Risikofaktor Übergewicht

Am besten klappt der Rauchstopp mit einer Verhaltenstherapie. Dabei werden die Situationen analysiert, in denen man zur Zigarette greift. Verschiedene Studien haben gezeigt, dass so die höchste Erfolgsquote beim Rauchstopp erreicht wird. Übergewicht zählt ebenso zu den bedeutendsten Risikofaktoren. Allerdings steigt das Risiko erst ab einem Body-Mass-Index von 30. Ein solcher wird beispielsweise dann erreicht, wenn eine 160 Zentimeter große Frau schwerer ist als 77 Kilogramm.

Der Body-Mass-Index wird übrigens wie folgt berechnet: Körpergewicht (in Kilogramm) geteilt durch Größe (in Metern) zum Quadrat. Eine Berechnung von Cancer Research UK zeigt am Beispiel des gefährlichen Gebärmutterhalskrebses, dass übergewichtige Frauen doppelt so häufig daran erkranken: Von 1.000 normalgewichtigen Frauen entwickeln in ihrem Leben etwa 16 Gebärmutterhalskrebs, von 1.000 adipösen Frauen sind es 41.

Warum Übergewicht Krebs auslösen kann, ist noch unklar. Möglicherweise sorgt der gestörte Stoffwechsel für chronische Entzündungen und schwächt die körpereigene Krebsabwehr. Wenn möglich, sollten Betroffene nachhaltig Gewicht reduzieren. Eine Diät, die sich dafür eignet, ist die mediterrane Ernährung mit viel Gemüse und Obst, gesunden Fetten und wenig Fleisch sowie viel Bewegung.

Gesunder Schatten

Die krebsauslösenden Mechanismen der UV-Strahlung sind hingegen gut bekannt, sie schädigt die Erbsubstanz in den Hautzellen, besonders bei Sonnenbrand. Die Fälle von gefährlichem schwarzem Hautkrebs haben sich in den letzten Jahren verdoppelt. Hautexperten empfehlen: zwischen elf und 15 Uhr im Schatten bleiben, Sonnenschutzcreme, Sonnenbrille, Hut und Kleidung tragen und auffällige Muttermale beim Hautarzt untersuchen lassen.

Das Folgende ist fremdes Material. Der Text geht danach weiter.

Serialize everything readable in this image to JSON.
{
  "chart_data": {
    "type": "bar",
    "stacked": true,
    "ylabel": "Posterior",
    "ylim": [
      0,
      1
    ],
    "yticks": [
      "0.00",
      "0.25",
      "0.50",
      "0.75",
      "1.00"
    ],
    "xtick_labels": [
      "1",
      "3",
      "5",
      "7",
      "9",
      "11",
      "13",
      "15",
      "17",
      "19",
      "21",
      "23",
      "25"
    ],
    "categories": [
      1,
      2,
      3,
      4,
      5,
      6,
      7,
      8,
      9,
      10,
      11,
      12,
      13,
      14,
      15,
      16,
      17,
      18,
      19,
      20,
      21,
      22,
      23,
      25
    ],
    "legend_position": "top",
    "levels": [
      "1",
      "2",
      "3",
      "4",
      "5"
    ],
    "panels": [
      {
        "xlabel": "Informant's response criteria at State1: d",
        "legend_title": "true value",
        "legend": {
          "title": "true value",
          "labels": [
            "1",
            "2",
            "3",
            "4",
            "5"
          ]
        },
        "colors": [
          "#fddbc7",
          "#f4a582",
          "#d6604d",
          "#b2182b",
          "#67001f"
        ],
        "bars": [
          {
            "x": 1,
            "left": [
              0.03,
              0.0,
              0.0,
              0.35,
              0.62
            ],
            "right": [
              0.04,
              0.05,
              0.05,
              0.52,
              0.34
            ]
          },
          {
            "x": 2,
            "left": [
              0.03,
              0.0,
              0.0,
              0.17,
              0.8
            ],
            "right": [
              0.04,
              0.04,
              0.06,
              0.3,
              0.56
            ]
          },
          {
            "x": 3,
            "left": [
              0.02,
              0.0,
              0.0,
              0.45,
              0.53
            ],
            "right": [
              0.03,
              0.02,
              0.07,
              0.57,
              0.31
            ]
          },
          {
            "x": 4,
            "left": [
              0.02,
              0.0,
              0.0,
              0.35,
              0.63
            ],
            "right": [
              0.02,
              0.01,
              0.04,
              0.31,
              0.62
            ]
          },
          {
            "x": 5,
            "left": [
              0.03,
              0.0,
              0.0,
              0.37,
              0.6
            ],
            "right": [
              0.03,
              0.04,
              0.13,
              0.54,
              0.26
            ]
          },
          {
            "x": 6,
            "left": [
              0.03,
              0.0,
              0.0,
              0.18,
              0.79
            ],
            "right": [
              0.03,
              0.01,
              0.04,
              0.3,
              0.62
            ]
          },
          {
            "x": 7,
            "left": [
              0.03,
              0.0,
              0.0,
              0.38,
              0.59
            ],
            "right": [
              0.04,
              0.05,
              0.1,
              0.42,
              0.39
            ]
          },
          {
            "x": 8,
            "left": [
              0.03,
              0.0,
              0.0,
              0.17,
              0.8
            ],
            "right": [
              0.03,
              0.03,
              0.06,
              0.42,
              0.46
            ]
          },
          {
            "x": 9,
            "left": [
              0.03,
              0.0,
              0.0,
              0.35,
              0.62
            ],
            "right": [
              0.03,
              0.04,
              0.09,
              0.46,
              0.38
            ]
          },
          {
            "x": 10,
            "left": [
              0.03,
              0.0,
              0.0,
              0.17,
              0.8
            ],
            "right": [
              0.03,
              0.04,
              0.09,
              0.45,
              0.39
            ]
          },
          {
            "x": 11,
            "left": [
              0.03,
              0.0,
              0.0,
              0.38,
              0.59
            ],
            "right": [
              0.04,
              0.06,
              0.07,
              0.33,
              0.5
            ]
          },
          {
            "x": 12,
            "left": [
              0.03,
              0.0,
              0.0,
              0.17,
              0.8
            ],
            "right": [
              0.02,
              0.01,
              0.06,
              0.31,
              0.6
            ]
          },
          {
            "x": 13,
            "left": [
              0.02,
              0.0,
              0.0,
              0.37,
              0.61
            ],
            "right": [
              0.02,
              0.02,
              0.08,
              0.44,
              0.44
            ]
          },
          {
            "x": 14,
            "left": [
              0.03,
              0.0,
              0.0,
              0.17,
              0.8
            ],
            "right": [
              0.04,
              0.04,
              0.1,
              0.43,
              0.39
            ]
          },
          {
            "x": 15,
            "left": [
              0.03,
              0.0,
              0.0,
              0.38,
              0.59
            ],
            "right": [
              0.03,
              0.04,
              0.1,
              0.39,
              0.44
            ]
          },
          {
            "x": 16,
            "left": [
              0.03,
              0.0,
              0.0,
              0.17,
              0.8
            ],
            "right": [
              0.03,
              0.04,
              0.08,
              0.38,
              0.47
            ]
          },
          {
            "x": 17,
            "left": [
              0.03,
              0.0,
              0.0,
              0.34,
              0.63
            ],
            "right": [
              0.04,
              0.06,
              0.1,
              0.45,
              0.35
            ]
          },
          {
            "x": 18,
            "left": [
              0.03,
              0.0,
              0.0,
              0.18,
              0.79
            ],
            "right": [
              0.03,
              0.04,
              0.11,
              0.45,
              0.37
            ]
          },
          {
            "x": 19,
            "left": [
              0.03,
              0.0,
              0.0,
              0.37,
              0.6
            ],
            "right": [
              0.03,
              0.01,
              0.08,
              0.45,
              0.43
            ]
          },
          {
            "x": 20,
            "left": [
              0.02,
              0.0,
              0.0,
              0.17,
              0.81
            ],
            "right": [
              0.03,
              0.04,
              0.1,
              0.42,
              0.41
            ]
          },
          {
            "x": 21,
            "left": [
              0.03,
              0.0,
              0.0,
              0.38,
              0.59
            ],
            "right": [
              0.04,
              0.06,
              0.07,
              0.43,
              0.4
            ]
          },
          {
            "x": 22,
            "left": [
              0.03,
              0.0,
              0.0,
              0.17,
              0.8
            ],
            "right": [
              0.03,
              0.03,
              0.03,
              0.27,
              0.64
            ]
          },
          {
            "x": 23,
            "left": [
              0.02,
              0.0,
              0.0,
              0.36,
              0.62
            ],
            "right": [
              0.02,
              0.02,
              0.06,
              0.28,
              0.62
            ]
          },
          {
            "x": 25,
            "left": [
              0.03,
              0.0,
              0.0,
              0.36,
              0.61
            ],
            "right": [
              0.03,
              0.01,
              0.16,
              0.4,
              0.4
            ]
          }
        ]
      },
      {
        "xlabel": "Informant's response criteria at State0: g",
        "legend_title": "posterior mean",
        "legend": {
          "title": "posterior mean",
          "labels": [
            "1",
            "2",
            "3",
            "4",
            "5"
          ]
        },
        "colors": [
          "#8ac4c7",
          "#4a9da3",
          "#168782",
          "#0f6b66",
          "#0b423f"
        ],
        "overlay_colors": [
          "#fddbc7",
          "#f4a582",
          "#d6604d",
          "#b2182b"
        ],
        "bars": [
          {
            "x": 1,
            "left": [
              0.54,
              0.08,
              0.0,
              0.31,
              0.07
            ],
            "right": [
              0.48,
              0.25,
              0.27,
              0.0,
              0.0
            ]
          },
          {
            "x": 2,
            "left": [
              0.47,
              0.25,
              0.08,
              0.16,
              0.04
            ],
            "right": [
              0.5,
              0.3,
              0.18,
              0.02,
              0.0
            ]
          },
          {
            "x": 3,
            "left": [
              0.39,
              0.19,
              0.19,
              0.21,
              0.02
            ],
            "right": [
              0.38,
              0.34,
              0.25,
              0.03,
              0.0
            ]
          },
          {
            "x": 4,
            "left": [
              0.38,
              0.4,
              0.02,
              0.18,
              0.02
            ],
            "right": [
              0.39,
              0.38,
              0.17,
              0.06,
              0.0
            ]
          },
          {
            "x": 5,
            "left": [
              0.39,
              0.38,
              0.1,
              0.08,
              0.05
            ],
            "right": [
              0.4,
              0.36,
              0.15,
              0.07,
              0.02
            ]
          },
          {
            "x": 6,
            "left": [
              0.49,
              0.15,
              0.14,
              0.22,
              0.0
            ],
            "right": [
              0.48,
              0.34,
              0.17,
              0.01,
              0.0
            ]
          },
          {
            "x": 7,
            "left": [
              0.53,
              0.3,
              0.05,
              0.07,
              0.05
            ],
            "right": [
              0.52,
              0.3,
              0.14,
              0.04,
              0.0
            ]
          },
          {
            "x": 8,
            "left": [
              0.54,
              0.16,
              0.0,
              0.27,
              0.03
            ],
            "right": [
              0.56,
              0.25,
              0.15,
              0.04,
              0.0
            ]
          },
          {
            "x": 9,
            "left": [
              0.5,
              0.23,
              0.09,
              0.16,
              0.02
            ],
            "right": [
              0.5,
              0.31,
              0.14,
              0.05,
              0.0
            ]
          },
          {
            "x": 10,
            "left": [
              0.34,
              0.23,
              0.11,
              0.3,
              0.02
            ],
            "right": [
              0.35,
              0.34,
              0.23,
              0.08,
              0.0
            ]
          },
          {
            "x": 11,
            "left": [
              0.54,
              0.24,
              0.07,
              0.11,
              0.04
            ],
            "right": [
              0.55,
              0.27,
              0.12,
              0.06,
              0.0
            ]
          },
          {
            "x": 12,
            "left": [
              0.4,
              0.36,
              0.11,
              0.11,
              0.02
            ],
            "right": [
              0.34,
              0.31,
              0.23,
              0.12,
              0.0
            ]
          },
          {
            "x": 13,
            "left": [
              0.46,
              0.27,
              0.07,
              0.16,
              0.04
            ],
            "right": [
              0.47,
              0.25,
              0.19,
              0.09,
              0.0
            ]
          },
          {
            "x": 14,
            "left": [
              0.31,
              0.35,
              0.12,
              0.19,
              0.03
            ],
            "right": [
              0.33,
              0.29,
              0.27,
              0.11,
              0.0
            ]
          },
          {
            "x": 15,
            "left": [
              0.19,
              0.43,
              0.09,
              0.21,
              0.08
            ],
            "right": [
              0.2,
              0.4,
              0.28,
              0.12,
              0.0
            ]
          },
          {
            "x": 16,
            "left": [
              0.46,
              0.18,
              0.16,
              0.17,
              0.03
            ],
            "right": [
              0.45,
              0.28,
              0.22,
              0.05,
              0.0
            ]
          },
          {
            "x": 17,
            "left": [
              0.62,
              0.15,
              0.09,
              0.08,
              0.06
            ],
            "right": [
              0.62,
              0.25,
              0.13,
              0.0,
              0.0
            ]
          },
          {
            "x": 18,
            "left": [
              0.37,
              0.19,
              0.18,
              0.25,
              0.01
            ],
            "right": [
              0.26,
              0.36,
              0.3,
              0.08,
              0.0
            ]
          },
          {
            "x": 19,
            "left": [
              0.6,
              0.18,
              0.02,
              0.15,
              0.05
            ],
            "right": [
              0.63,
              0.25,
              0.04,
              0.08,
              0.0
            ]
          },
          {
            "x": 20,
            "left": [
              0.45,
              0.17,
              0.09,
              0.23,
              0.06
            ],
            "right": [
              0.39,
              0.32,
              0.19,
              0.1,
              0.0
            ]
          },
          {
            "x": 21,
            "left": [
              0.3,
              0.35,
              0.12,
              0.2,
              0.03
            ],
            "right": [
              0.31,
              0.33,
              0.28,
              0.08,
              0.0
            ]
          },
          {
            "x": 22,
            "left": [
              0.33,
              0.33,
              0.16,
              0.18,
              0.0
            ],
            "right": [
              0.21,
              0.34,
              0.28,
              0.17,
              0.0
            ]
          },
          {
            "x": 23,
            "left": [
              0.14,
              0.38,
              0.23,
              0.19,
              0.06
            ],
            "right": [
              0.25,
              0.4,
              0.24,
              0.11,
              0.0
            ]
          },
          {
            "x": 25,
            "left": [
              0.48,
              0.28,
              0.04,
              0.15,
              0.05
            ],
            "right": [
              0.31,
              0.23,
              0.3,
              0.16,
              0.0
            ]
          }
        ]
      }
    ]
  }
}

Durch diese Maßnahmen lassen sich laut Cancer Research UK neun von zehn Melanomen verhindern. Solarien sollten ebenfalls gemieden werden, sie belasten den Körper zusätzlich. Auch die Weltgesundheitsorganisation (WHO) hat Solarien in die höchste Gefahrenkategorie der Krebsrisiken eingestuft.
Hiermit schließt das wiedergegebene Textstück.